The Parlour, to the right of the passage as you enter, contains a fireplace of c. 1800 and a variety of chiefly 18th and early 19th-century furniture.
Illustrations on the walls include Joseph Cottle, the Bristol bookseller who was Coleridge's first publisher, and Robert Southey, his brother-in-law, together with portraits of Sara Coleridge and Tom Poole. The Gillray cartoon for the Anti-Jacobin Magazine & Review, 1 August 1798, mocks Coleridge and Southey and many other radicals of the time.
Other illustrations are of Christ's Hospital, London, where Coleridge was educated, the cave at Ottery St. Mary called Pixie's Parlour which Coleridge knew as a boy and the schoolmaster's house at Ottery where he was born.
Photographs show the Unitarian chapels at Taunton and Bridgwater where Coleridge often preached during 1797-8 and the cottage in the 1890s when it was an inn.
Professor William Knight and Lord Lytton, whose photographs are shown, helped set up the committee which saved the cottage for posterity.

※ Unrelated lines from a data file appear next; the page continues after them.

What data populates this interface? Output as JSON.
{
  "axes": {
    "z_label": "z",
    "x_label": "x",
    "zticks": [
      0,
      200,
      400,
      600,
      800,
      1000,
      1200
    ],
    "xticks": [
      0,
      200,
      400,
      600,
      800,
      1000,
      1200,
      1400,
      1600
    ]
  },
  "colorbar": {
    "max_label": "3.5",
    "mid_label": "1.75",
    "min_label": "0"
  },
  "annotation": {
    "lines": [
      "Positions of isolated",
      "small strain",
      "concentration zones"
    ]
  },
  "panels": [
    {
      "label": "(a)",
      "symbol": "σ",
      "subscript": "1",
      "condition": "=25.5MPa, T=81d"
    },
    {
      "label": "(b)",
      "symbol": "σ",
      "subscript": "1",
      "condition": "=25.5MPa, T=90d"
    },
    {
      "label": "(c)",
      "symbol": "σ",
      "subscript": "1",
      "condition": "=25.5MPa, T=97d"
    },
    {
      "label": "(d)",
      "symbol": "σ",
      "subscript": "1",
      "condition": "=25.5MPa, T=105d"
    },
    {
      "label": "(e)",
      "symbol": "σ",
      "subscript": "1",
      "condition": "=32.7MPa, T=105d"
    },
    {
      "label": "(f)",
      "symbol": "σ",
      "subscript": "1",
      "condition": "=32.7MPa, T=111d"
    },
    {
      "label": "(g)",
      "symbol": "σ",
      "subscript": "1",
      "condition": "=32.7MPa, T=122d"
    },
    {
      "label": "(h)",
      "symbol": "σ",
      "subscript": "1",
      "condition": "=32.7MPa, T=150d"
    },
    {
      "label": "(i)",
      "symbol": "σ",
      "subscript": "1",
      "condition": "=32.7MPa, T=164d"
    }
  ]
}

Hie Second Parlour (or Bookroom), to the left of the passage, had already been converted from a kitchen by the time the Coleridges arrived.
The kitchen fireplace and the remains of a bread oven are probably concealed behind the present fireplace which was added in recent years.

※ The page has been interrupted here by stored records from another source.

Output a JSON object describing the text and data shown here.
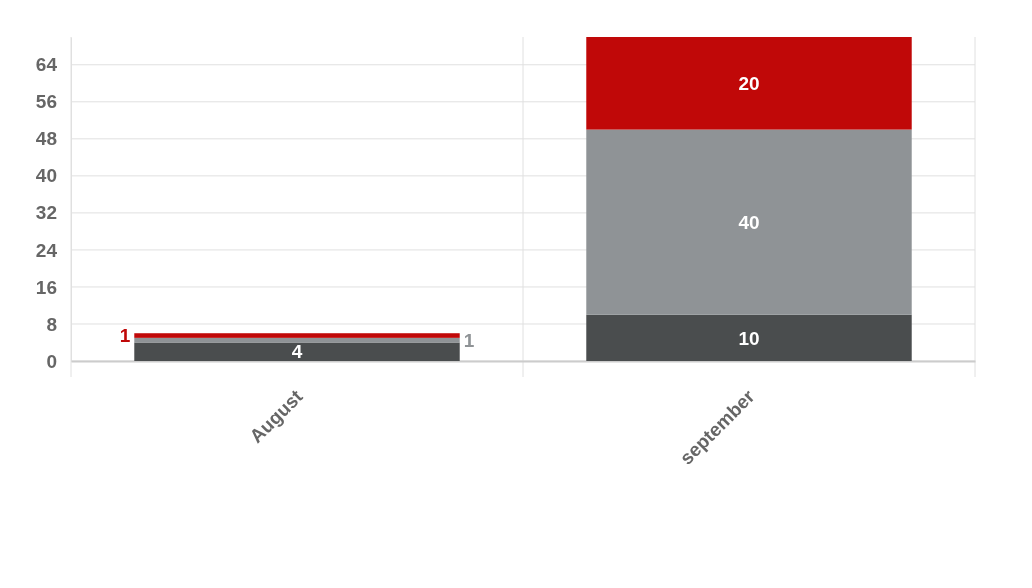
{
  "chart_data": {
    "type": "bar",
    "stacked": true,
    "categories": [
      "August",
      "september"
    ],
    "series": [
      {
        "color": "#4a4d4e",
        "values": [
          4,
          10
        ]
      },
      {
        "color": "#8f9396",
        "values": [
          1,
          40
        ]
      },
      {
        "color": "#c00808",
        "values": [
          1,
          20
        ]
      }
    ],
    "ylim": [
      0,
      70
    ],
    "yticks": [
      0,
      8,
      16,
      24,
      32,
      40,
      48,
      56,
      64
    ],
    "grid": true,
    "data_labels": true
  }
}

To the left of the fireplace is an early 18th-century brass lantern clock by Thomas Moore of Ipswich. The large engraving is of a painting by R.V.Rippingille, 1824, known as The Stage Coach Breakfast which depicts Coleridge, the - Wordsworths and others. The watercolour is of Greta Hall, Keswick, where Coleridge and his family settled in July 1800.There are also pictures of Coleridge at various periods of his life and of his children Hartley, Derwent and Sara and of William and Dorothy Wordsworth and other friends. The plaster cast is of a bust of Coleridge, made by Hamo Thornycroft in 1884.
Stairs, Corridor and Bedroom. The original spiral stairs lead to the first floor of the cottage. The corridor, a later improvement, contains a mahogany open cradle of the kind (but perhaps slightly grander) that may have been used for Hartley. On the wall are engravings of Watchet, Dunster and the Valley of the Rocks, which were all stopping points on a walk in November 1797 which inspired The Rime of the Ancient Mariner. Other -engravings are of the Ottery Church, where Coleridge was baptised, and of Alfoxden. The small bedroom has been furnished to look as it may have done in Coleridge's day. The ceiling profile throughout the first floor is that of the original thatched cottage. The decorative scheme has been carefully matched to surviving traces of early paintwork.
The Exhibition Room occupies what was probably the bedroom used by the Coleridges. On one wall is a three-quarter length portrait of the poet which is a copy of one by Washington Allston, 1814, and was the treasured possession of Tom Poole. On the other wall are images of a young Coleridge, his brother Rev. George Coleridge and other family members. The inkstand, made in about 1815 and intricately decorated in 'Boulle' style, belonged to Coleridge. In the showcase are books, first editions, manuscripts and other objects associated with the poet.